Gringo olhava para o trabuco na cinta de Joaquim, com certa ansiedade, a mão direita enfiada no bolso traseiro da calça, por baixo do meco, segurando firmemente um 38 cano curto, pronto para qualquer reação de Joaquim. Foi então que deu-se o estalo na mente de Gringo:

- E o revolver, o senhor vende?

Joaquim surpreendeu-se.

- Ah! o revolver, eu vendo.

- Então vamos vender o revolver e com o dinheiro, o senhor paga o banco. Certo?

- Certo, seu fiscal.

Gringo embarcou no carro, com Joaquim no banco de trás.
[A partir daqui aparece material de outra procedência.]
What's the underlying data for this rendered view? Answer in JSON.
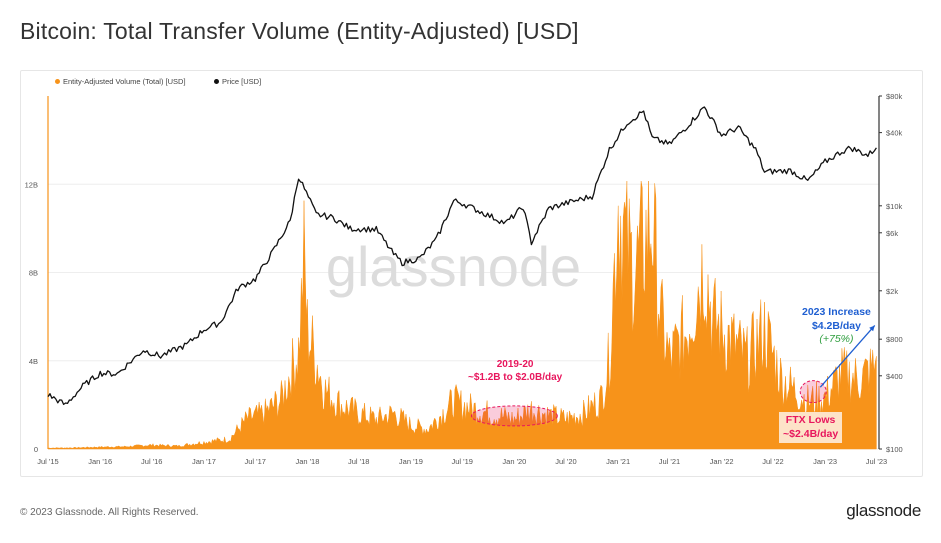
{
  "title": "Bitcoin: Total Transfer Volume (Entity-Adjusted) [USD]",
  "footer": {
    "copyright": "© 2023 Glassnode. All Rights Reserved.",
    "logo": "glassnode"
  },
  "watermark": "glassnode",
  "colors": {
    "volume": "#f7931a",
    "price": "#111111",
    "pink": "#e8175d",
    "blue": "#1f5fd1",
    "green": "#2e9e3e",
    "grid": "#eeeeee"
  },
  "legend": [
    {
      "label": "Entity-Adjusted Volume (Total) [USD]",
      "color": "#f7931a"
    },
    {
      "label": "Price [USD]",
      "color": "#111111"
    }
  ],
  "annotations": {
    "a2019": {
      "line1": "2019-20",
      "line2": "~$1.2B to $2.0B/day"
    },
    "a2023": {
      "line1": "2023 Increase",
      "line2": "$4.2B/day",
      "line3": "(+75%)"
    },
    "ftx": {
      "line1": "FTX Lows",
      "line2": "~$2.4B/day"
    }
  },
  "chart_data": {
    "type": "area",
    "x_ticks": [
      "Jul '15",
      "Jan '16",
      "Jul '16",
      "Jan '17",
      "Jul '17",
      "Jan '18",
      "Jul '18",
      "Jan '19",
      "Jul '19",
      "Jan '20",
      "Jul '20",
      "Jan '21",
      "Jul '21",
      "Jan '22",
      "Jul '22",
      "Jan '23",
      "Jul '23"
    ],
    "y_left": {
      "scale": "linear",
      "ticks": [
        "0",
        "4B",
        "8B",
        "12B"
      ],
      "tick_values": [
        0,
        4,
        8,
        12
      ],
      "range": [
        0,
        16
      ]
    },
    "y_right": {
      "scale": "log",
      "ticks": [
        "$100",
        "$400",
        "$800",
        "$2k",
        "$6k",
        "$10k",
        "$40k",
        "$80k"
      ],
      "tick_values": [
        100,
        400,
        800,
        2000,
        6000,
        10000,
        40000,
        80000
      ],
      "range": [
        100,
        80000
      ]
    },
    "series": [
      {
        "name": "Entity-Adjusted Volume (Total) [USD]",
        "axis": "left",
        "unit": "USD billions",
        "points": [
          [
            "2015-07",
            0.05
          ],
          [
            "2015-10",
            0.06
          ],
          [
            "2016-01",
            0.1
          ],
          [
            "2016-04",
            0.12
          ],
          [
            "2016-07",
            0.2
          ],
          [
            "2016-10",
            0.15
          ],
          [
            "2017-01",
            0.35
          ],
          [
            "2017-04",
            0.5
          ],
          [
            "2017-06",
            1.5
          ],
          [
            "2017-08",
            1.8
          ],
          [
            "2017-10",
            2.5
          ],
          [
            "2017-12",
            5.0
          ],
          [
            "2017-12-20",
            9.5
          ],
          [
            "2018-01",
            6.0
          ],
          [
            "2018-02",
            4.5
          ],
          [
            "2018-03",
            3.0
          ],
          [
            "2018-05",
            2.2
          ],
          [
            "2018-07",
            1.8
          ],
          [
            "2018-09",
            1.5
          ],
          [
            "2018-11",
            1.8
          ],
          [
            "2019-01",
            1.2
          ],
          [
            "2019-03",
            1.0
          ],
          [
            "2019-06",
            2.4
          ],
          [
            "2019-07",
            2.2
          ],
          [
            "2019-10",
            1.8
          ],
          [
            "2020-01",
            1.5
          ],
          [
            "2020-03",
            2.0
          ],
          [
            "2020-05",
            1.7
          ],
          [
            "2020-07",
            1.5
          ],
          [
            "2020-09",
            1.8
          ],
          [
            "2020-11",
            2.5
          ],
          [
            "2020-12",
            4.5
          ],
          [
            "2021-01",
            12.5
          ],
          [
            "2021-02",
            10.0
          ],
          [
            "2021-03",
            9.0
          ],
          [
            "2021-05",
            11.5
          ],
          [
            "2021-06",
            6.5
          ],
          [
            "2021-07",
            4.5
          ],
          [
            "2021-09",
            6.0
          ],
          [
            "2021-11",
            9.5
          ],
          [
            "2021-12",
            6.5
          ],
          [
            "2022-02",
            5.5
          ],
          [
            "2022-04",
            4.5
          ],
          [
            "2022-06",
            6.0
          ],
          [
            "2022-08",
            3.5
          ],
          [
            "2022-10",
            2.8
          ],
          [
            "2022-11",
            2.4
          ],
          [
            "2023-01",
            2.6
          ],
          [
            "2023-03",
            3.8
          ],
          [
            "2023-05",
            3.5
          ],
          [
            "2023-07",
            4.2
          ]
        ]
      },
      {
        "name": "Price [USD]",
        "axis": "right",
        "unit": "USD",
        "points": [
          [
            "2015-07",
            280
          ],
          [
            "2015-09",
            230
          ],
          [
            "2015-11",
            330
          ],
          [
            "2016-01",
            420
          ],
          [
            "2016-03",
            415
          ],
          [
            "2016-06",
            650
          ],
          [
            "2016-08",
            580
          ],
          [
            "2016-11",
            720
          ],
          [
            "2017-01",
            960
          ],
          [
            "2017-03",
            1100
          ],
          [
            "2017-05",
            2100
          ],
          [
            "2017-07",
            2500
          ],
          [
            "2017-09",
            4200
          ],
          [
            "2017-11",
            7500
          ],
          [
            "2017-12",
            17500
          ],
          [
            "2018-02",
            8500
          ],
          [
            "2018-04",
            8000
          ],
          [
            "2018-06",
            6500
          ],
          [
            "2018-09",
            6400
          ],
          [
            "2018-11",
            4000
          ],
          [
            "2018-12",
            3400
          ],
          [
            "2019-02",
            3700
          ],
          [
            "2019-04",
            5300
          ],
          [
            "2019-06",
            11000
          ],
          [
            "2019-07",
            10500
          ],
          [
            "2019-09",
            9000
          ],
          [
            "2019-12",
            7200
          ],
          [
            "2020-02",
            9800
          ],
          [
            "2020-03",
            5000
          ],
          [
            "2020-05",
            9500
          ],
          [
            "2020-07",
            10500
          ],
          [
            "2020-10",
            12000
          ],
          [
            "2020-12",
            29000
          ],
          [
            "2021-02",
            48000
          ],
          [
            "2021-04",
            60000
          ],
          [
            "2021-05",
            36000
          ],
          [
            "2021-07",
            32000
          ],
          [
            "2021-09",
            45000
          ],
          [
            "2021-11",
            65000
          ],
          [
            "2022-01",
            38000
          ],
          [
            "2022-03",
            44000
          ],
          [
            "2022-05",
            29000
          ],
          [
            "2022-06",
            19000
          ],
          [
            "2022-09",
            19500
          ],
          [
            "2022-11",
            16000
          ],
          [
            "2023-01",
            23000
          ],
          [
            "2023-03",
            28000
          ],
          [
            "2023-04",
            30000
          ],
          [
            "2023-06",
            26000
          ],
          [
            "2023-07",
            30000
          ]
        ]
      }
    ],
    "legend_position": "top-left",
    "grid": true
  }
}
Meia hora depois, o revolver estava vendido, Joaquim satisfeito da vida por ver-se livre do fiscal, da dívida e do banco.

E lá se foram para São Joaquim, até a agência do Banco, pagar a dívida.

Recibo na mão, Joaquim satisfeito, deu um tapa nas costa de Gringo:

- O senhor, seu Fiscal é dos "bão" mesmo, arranjou como eu pagar os bois carreiros e, ainda por cima, me tirou a arma. O senhor é dos "bão", vou levar o senhor pr'a compadre.

Bateu nas costas de Gringo mais umas duas vezes, deu adeus de mão calosa estendida e saiu da agência todo feliz.

Galo Velho, chefe da Carteira de Crédito Rural, chegou rindo para Gringo, acompanhado do gerente, ambos satisfeitos e divertidos:

- Isto é coisa de galo velho! Esse Gringo não tem jeito!

Gringo suspirou satisfeito e saiu de mansinho que sua mulher ainda estava dentro do fusca, transida de frio, à sua espera.